Hispanic Prisoners in the Civil War
Federico Fernandez Cavada was born in Cienfuegos, Cuba in 1832. His father, Isodoro Cavada, died in 1838 and Federico was sent to live with his mother, Emily Gatier, in Philiadelphia. In Philadelphia the young Cavada was educated and became an engineer. A staunch abolitionist, Cavada enlisted, along with his brother Adolfo, in the Union Army at the outbreak of the Civil War, in which he served as an engineer. Assigned to a hot air balloon observation unit, Cavada spent a good deal of time in 1862 drawing maps and sketches while floating above Confederate positions in Virginia.

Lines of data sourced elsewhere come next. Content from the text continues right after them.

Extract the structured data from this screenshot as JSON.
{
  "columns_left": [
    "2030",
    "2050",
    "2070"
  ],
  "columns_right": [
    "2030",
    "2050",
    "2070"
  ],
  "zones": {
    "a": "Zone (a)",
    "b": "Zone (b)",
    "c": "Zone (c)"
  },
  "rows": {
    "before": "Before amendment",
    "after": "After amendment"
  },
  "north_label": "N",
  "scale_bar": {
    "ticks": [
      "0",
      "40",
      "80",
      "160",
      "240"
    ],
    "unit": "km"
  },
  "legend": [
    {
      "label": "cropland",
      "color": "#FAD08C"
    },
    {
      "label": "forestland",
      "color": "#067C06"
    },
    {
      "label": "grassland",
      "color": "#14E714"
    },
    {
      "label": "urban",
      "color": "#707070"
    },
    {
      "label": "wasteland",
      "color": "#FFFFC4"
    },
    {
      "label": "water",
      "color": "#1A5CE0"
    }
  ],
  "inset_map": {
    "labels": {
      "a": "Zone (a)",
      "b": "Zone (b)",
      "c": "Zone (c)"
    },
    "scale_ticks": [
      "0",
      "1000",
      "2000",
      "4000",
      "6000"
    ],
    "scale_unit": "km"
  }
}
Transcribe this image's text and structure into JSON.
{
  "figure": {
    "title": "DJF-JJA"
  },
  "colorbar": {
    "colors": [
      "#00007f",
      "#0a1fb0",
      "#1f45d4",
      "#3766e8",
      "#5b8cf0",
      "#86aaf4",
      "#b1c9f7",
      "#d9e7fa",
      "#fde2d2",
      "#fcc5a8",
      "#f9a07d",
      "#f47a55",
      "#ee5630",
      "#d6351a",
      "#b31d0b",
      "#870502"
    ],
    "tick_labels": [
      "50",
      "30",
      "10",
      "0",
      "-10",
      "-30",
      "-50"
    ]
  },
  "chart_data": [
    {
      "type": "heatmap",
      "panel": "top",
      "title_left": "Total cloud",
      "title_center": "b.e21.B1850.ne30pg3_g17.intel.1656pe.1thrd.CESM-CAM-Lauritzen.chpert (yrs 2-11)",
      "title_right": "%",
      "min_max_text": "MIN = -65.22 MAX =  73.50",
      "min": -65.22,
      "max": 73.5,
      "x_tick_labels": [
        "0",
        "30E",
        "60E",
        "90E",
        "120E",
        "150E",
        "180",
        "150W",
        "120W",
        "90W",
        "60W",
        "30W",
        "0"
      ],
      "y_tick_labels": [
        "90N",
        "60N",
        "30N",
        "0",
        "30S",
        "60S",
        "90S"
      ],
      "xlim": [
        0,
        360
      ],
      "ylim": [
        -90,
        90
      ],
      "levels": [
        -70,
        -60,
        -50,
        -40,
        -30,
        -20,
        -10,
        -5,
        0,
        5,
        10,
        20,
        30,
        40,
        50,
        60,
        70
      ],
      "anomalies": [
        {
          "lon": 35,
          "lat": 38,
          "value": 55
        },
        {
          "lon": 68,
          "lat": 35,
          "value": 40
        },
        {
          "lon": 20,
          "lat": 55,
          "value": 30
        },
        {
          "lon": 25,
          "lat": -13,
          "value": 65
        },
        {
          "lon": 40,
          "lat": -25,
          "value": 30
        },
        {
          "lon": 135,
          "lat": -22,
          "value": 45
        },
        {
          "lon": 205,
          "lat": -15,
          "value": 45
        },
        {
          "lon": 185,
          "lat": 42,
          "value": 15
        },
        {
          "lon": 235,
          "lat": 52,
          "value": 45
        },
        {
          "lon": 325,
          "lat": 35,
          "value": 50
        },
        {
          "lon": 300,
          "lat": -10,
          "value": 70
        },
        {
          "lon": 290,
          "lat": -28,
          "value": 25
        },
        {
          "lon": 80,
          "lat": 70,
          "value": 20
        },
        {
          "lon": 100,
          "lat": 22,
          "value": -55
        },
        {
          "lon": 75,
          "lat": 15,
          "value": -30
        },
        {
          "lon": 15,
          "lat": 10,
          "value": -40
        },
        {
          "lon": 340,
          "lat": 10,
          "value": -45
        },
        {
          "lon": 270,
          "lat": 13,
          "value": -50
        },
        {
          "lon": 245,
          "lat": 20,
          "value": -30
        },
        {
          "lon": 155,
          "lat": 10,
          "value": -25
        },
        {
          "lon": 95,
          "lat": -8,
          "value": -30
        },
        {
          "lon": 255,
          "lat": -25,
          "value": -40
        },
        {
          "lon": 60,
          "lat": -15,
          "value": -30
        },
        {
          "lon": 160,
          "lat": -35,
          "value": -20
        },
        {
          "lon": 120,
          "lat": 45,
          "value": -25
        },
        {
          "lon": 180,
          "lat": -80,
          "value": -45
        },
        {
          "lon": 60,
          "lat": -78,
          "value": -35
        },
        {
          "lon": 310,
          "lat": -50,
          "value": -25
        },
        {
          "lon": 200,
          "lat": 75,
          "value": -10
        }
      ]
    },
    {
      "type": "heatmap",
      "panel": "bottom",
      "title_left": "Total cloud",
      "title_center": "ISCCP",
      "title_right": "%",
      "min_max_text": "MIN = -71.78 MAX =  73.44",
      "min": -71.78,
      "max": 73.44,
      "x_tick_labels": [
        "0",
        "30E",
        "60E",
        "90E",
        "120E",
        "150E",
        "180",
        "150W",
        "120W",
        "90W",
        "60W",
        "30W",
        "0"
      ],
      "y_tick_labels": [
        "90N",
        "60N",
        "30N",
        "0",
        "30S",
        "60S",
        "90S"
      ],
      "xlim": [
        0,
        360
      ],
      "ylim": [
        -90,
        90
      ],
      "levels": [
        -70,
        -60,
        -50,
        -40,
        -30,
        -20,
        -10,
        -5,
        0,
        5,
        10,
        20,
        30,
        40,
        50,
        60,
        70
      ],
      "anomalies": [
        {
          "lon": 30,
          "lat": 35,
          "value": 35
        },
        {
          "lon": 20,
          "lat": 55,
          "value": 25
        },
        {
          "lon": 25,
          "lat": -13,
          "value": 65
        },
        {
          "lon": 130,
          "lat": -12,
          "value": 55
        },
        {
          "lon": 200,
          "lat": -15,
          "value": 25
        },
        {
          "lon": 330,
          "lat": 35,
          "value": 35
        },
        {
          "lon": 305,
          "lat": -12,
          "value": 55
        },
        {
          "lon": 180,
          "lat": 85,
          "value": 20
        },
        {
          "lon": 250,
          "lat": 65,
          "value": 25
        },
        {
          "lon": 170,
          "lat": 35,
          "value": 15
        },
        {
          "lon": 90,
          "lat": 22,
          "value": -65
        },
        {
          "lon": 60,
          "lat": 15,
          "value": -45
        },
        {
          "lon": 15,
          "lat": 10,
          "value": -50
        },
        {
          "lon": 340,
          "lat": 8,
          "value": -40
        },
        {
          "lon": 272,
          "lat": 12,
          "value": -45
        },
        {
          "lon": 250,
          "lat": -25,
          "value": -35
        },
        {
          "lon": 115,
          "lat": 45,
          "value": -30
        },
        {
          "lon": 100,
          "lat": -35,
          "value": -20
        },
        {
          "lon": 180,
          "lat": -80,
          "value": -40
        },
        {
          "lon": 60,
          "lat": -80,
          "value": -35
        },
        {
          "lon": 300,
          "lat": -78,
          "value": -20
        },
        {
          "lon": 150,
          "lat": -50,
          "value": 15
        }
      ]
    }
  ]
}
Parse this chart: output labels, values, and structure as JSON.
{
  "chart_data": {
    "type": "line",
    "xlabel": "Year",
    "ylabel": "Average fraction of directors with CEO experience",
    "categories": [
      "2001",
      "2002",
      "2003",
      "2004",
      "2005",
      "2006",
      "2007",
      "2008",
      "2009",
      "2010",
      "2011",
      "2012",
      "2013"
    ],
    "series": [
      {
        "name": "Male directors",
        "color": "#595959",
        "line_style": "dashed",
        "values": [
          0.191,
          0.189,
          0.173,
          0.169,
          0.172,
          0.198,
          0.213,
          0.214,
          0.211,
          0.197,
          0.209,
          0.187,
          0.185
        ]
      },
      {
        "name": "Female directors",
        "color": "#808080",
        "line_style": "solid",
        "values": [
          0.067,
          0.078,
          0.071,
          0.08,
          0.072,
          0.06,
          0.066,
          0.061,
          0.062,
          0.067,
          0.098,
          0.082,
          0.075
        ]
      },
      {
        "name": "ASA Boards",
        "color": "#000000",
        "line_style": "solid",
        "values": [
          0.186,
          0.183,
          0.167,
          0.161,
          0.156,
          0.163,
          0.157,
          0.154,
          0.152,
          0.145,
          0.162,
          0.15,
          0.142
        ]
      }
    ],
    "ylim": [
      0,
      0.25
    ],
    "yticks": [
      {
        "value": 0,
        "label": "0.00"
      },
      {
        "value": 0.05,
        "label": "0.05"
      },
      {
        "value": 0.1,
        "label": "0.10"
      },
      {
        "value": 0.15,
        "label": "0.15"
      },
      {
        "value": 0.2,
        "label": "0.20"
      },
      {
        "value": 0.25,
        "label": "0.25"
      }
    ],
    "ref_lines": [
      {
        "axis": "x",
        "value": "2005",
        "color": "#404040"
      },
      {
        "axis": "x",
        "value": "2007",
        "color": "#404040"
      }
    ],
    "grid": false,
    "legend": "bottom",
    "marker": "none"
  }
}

By July of 1863 Cavada had achieved the rank of Lt. Colonel and was in command of the 114th Pennsylvania Infantry. On July 2, 1863 the regiment was engaged in fierce fighting at the Battle of Gettysburg and Cavada was captured by Confederate forces. After a march of nearly two weeks, he found himself held in the infamous Libby Prison in Richmond, VA. Cavada was held as a prisoner of war until the Spring of 1864, when he was exchanged. Later that year he published his prison memoir, Libby Life: Experiences of a Prisoner of War in Richmond, VA, 1863-1864. Complete with his own illustrations, Cavada's book gave a detailed narrative of the prisoner of war experience from his capture until his release.
NPS/Andersonville National Historic Site
After the Civil War, Cavada was appointed as a consul in Cuba. In 1869 he resigned, and joined the Cuban resistance against Spanish rule in the Cuban Ten Years War. Although he survived his prisoner of war experience in Libby Prison, he would not be so fortunate in Cuba. Captured by Spanish forces, he was executed by firing squad in July of 1871.
Although Cavada is the most prominent Hispanic prisoner held during the Civil War, he was not the only one to suffer in captivity for his new country. Juan Castaño was a Spaniard living in Buffalo, NY when he enlisted in the 140th New York as a substitute in 1863. Captured at Bristoe Station in October 1863, Castaño was first held in Richmond before being transferred to Andersonville in the Spring of 1864. He died of diarrhea on May 17, 1864 and is buried in grave 1,177 in Andersonville National Cememtery. Osceola Pochontas was born around 1838 in Mexico. Prior to enlistment in the Union Army he worked as a seaman, which might help explain how he ended up in Connecticut sometime after 1860. Pochontas enlisted in Company L of the 1st Connecticut Cavalry on January 6, 1864. He was captured on May 5, 1864 at Craig's Church, VA and sent to Andersonville. He died on October 11, 1864 of scurvy and is buried in grave 10,676 in the Andersonville National Cemetery. To date, Pochontas and Castaño Pochontas are the only documented Hispanic soldiers to be held at Andersonville Prison.
The contributions made by Hispanics during the Civil War are often overlooked. They risked their lives and their freedom in order to ensure that the nation would be preserved. Their stories, which are still being discovered and told, provide inspiration and reflection as the legacy of the Civil War belongs to all Americans.
Did You Know?
Andersonville prison was the deadliest prisoner of war camp during the Civil War with a total of nearly 13,000 deaths. Over 40% of all Union prisoners of war who died during the Civil War perished at Andersonville.